I think this is a very understandable outlook. The problem comes when it turns out that if everyone had a desk-lamp, productivity in the company would go up 200%, because people would start working twice as many hours. So, in the long run, it would be very worth it to get everyone desk lamps, but it’s also clearly a tough thing to do under the current circumstances, where the technical infrastructure staff is just trying to keep the critical machinery running day-to-day.

To me, a solution to this dilemma on the part of the organization might be to say – okay – we get that you’re very busy doing critical stuff that you can’t interrupt. You definitely keep doing that. In the meantime, we’re going to stand-up a specific team, made up of (electrical/data) engineers, just like you, but their specific mandate will be to investigate and implement novel developments in this fast-moving area – things like electrical providers and desk-lamps – and then work to integrate these novel developments into current operations and infrastructure.

It’s not clear if IT would like that solution, but ultimately, IT is saying – you want us to do something new and different, while still doing everything we’re doing now? Then we need more resources to do this.

It’s important to note here that this proposed group’s functionality is different from what any potential AI research group is doing. In this analogy, the AI research group is building exciting new types of complicated manufacturing machines that also need to run on electricity. They aren’t worrying so much about how these new machines might integrate into current or future infrastructure. But we could see how such a group might usefully liaise with the proposed new group above.

So where does AIaaS (or SaaS) fit into this analogy? I maybe have to stretch the analogy a bit, but a SaaS here is basically a company that says – don’t worry – we’ll give you all desk-lamps AND we’ll supply all of the power for these desk-lamps. We’ll connect all of the desk lamp wires together where they leave the building, connect that to an electrical provider that we already have an arrangement with, and take care of everything for you – including maintenance of the desk lamps. You don’t have to worry about a thing! However, if you stop paying us, we’ll take all of the desk lamps back.

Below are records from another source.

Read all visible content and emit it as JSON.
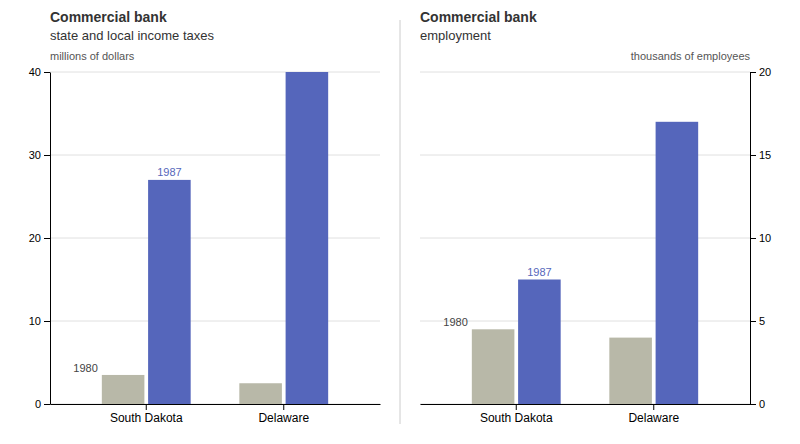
{
  "chart_data": [
    {
      "type": "bar",
      "title": "Commercial bank",
      "subtitle": "state and local income taxes",
      "y_label": "millions of dollars",
      "categories": [
        "South Dakota",
        "Delaware"
      ],
      "series": [
        {
          "name": "1980",
          "color": "#b8b8a8",
          "values": [
            3.5,
            2.5
          ]
        },
        {
          "name": "1987",
          "color": "#5566bb",
          "values": [
            27.0,
            40.0
          ]
        }
      ],
      "ylim": [
        0,
        40
      ],
      "yticks": [
        0,
        10,
        20,
        30,
        40
      ],
      "grid": true
    },
    {
      "type": "bar",
      "title": "Commercial bank",
      "subtitle": "employment",
      "y_label": "thousands of employees",
      "categories": [
        "South Dakota",
        "Delaware"
      ],
      "series": [
        {
          "name": "1980",
          "color": "#b8b8a8",
          "values": [
            4.5,
            4.0
          ]
        },
        {
          "name": "1987",
          "color": "#5566bb",
          "values": [
            7.5,
            17.0
          ]
        }
      ],
      "ylim": [
        0,
        20
      ],
      "yticks": [
        0,
        5,
        10,
        15,
        20
      ],
      "grid": true
    }
  ]
}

From this point of view, a SaaS could actually be a great stop-gap measure, or even a permanent solution for an organization – IF the desk-lamps being offered exactly meet the specs required. The issue here is that many government organizations actually want super specialized very unique desk-lamps (e.g. architectural desk-lamps with a fully adjustable 18 piece arm and blue light filter), plus they have a huge number of safety and security measures that are required (for example, all of the lamp shades must be made of metal or rock, so that they can’t accidentally catch on fire).

This means possible SaaS options likely have to be much less off the shelf, and thus likely harder to get and more expensive. And also require much more work on the part of the technical team, which they’ve already explained, as discussed above, isn’t that feasible.

I do personally think there are legitimate solutions and options to be found in all of this. The main thing, when proposing these solutions to an organization, is to fully understand where the concerns are coming from on the organization side and fully addressing them before proposing these solutions – and just be very open about the risks and benefits of each one.